Saturday, July 13, 2024

Salvation through Cooperating with God: Homily for the Fifteenth Sunday in Ordinary Time

 

The theme chosen at our parish for the liturgy today is “Jivit Bodlat - Hi Devachi Soddvonechi Ievzonn” (Change your lives – This is God’s plan for salvation).

Before anything else, however, we need to ask the question, why is it necessary for God’s salvation? The answer requires that we go back to two Sundays ago, when we read from the book of Wisdom, where we learned that God did not desire death, He made man to live, but that death entered the world because of the envy of the devil and Adam and Eve’s cooperation with the devil. Our original relationship with God, a relationship of holiness and purity was destroyed by our disobedience, by our sin, and as a result we began to experience death. It is from death that God wishes us to be saved. He wishes us to be saved from the vale of tears, so that we may return to live with Him in heaven.

What was His plan to save us therefore? His plan was, as we learn in the second reading, right from the beginning of the world, to reconcile us with Him, through His Son, Our Lord Jesus Christ. That through His blood, the blood of a sinless creature, our transgressions would be forgiven, and we would be able to live, once again as children of God, this time through adoption through our God and brother, Our Lord Jesus Christ.

There is something else that we need to recognise though, that all of salvation history, rests on a detail that we very often forget, that damnation or redemption relies on us. It was through our cooperation that we sinned and fell from grace, and it is through our cooperation that we are saved. This is the great dignity that God offers us, He chooses that we cooperate with Him in His great task of saving the world.

And how are we to cooperate with him? By changing our lives!

Now changing our lives (Jivit bodlat in the Concanim translation) is perhaps not the best way to communicate what the Gospel means. In English, the word is translated as repentance. But even this is not entirely satisfactory. The word in the original Greek, is metanoia, which means to change one’s life because one repents one ways, because one sees the sinful nature of our way of life. In other words, to have a change of heart, or to convert.

And this, Brothers and sisters, is how God’s plan of salvation will work; though the conversion of our hearts, recognising that our flesh is weak, and our body urges us to sin, but that we must not give in to these temptations, but accept the grace that flows from the Eucharist and the sacraments, and change the ways in which we live our lives.
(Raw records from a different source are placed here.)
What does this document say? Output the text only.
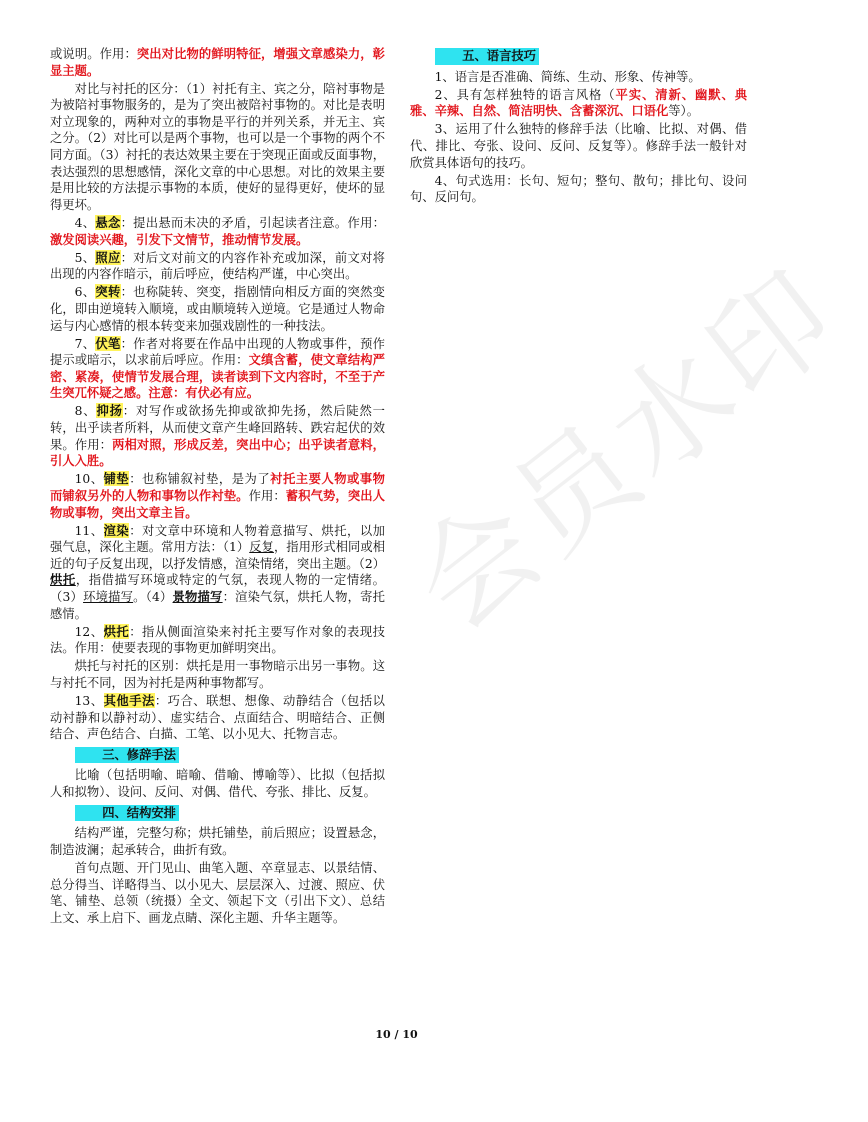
会员水印

或说明。作用：突出对比物的鲜明特征，增强文章感染力，彰显主题。

对比与衬托的区分：（1）衬托有主、宾之分，陪衬事物是为被陪衬事物服务的，是为了突出被陪衬事物的。对比是表明对立现象的，两种对立的事物是平行的并列关系，并无主、宾之分。（2）对比可以是两个事物，也可以是一个事物的两个不同方面。（3）衬托的表达效果主要在于突现正面或反面事物，表达强烈的思想感情，深化文章的中心思想。对比的效果主要是用比较的方法提示事物的本质，使好的显得更好，使坏的显得更坏。

4、悬念：提出悬而未决的矛盾，引起读者注意。作用：激发阅读兴趣，引发下文情节，推动情节发展。

5、照应：对后文对前文的内容作补充或加深，前文对将出现的内容作暗示，前后呼应，使结构严谨，中心突出。

6、突转：也称陡转、突变，指剧情向相反方面的突然变化，即由逆境转入顺境，或由顺境转入逆境。它是通过人物命运与内心感情的根本转变来加强戏剧性的一种技法。

7、伏笔：作者对将要在作品中出现的人物或事件，预作提示或暗示，以求前后呼应。作用：文缜含蓄，使文章结构严密、紧凑，使情节发展合理，读者读到下文内容时，不至于产生突兀怀疑之感。注意：有伏必有应。

8、抑扬：对写作或欲扬先抑或欲抑先扬，然后陡然一转，出乎读者所料，从而使文章产生峰回路转、跌宕起伏的效果。作用：两相对照，形成反差，突出中心；出乎读者意料，引人入胜。

10、铺垫：也称铺叙衬垫，是为了衬托主要人物或事物而铺叙另外的人物和事物以作衬垫。作用：蓄积气势，突出人物或事物，突出文章主旨。

11、渲染：对文章中环境和人物着意描写、烘托，以加强气息，深化主题。常用方法：（1）反复，指用形式相同或相近的句子反复出现，以抒发情感，渲染情绪，突出主题。（2）烘托，指借描写环境或特定的气氛，表现人物的一定情绪。（3）环境描写。（4）景物描写：渲染气氛，烘托人物，寄托感情。

12、烘托：指从侧面渲染来衬托主要写作对象的表现技法。作用：使要表现的事物更加鲜明突出。

烘托与衬托的区别：烘托是用一事物暗示出另一事物。这与衬托不同，因为衬托是两种事物都写。

13、其他手法：巧合、联想、想像、动静结合（包括以动衬静和以静衬动）、虚实结合、点面结合、明暗结合、正侧结合、声色结合、白描、工笔、以小见大、托物言志。

三、修辞手法

比喻（包括明喻、暗喻、借喻、博喻等）、比拟（包括拟人和拟物）、设问、反问、对偶、借代、夸张、排比、反复。

四、结构安排

结构严谨，完整匀称；烘托铺垫，前后照应；设置悬念，制造波澜；起承转合，曲折有致。

首句点题、开门见山、曲笔入题、卒章显志、以景结情、总分得当、详略得当、以小见大、层层深入、过渡、照应、伏笔、铺垫、总领（统摄）全文、领起下文（引出下文）、总结上文、承上启下、画龙点睛、深化主题、升华主题等。

五、语言技巧

1、语言是否准确、简练、生动、形象、传神等。

2、具有怎样独特的语言风格（平实、清新、幽默、典雅、辛辣、自然、简洁明快、含蓄深沉、口语化等）。

3、运用了什么独特的修辞手法（比喻、比拟、对偶、借代、排比、夸张、设问、反问、反复等）。修辞手法一般针对欣赏具体语句的技巧。

4、句式选用：长句、短句；整句、散句；排比句、设问句、反问句。

10 / 10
But because God makes us cooperators in his salvation, there is something greater in store for those who change their lives. The psalm today reads:

Kindness and truth shall meet;

    justice and peace shall kiss.

Truth shall spring out of the earth,

    and justice shall look down from heaven.

Truly brothers and sisters, when we change our lives and cooperate with God’s grace then kindness and truth shall meet, justice and peace shall kiss, truth shall spring out of the earth and justice shall look down from heaven. Look around you, don’t you think that our Goa, once upon a time, our golden Goa, deserves to see these things? If so, then know that all of this is possible by our individual conversion.

But don’t expect that this will happen in dramatic ways. On the contrary, it will happen in small, almost imperceptible ways.  After all, the following verse of the psalm says:

The LORD himself will give his benefits;

  our land shall yield its increase.

Justice shall walk before him,

    and prepare the way of his steps.

We may act, but it is God who grants these benefits. We only work for the kingdom, but the kingdom is established by God alone. One thing is clear, however, our job as baptised is to prepare the way for the coming of the Lord. Let us, therefore, dear brothers and sisters, change our lives, convert our hearts, and cooperate in God’s plan of salvation for the earth.

(A version of this homily was first preached in Concanim to the faithful at the parish of Nossa Senhora do Rosário, Fatorda.
Image: 'Allegory of Peace and Justice,' Giovanni Battista Tiepolo.)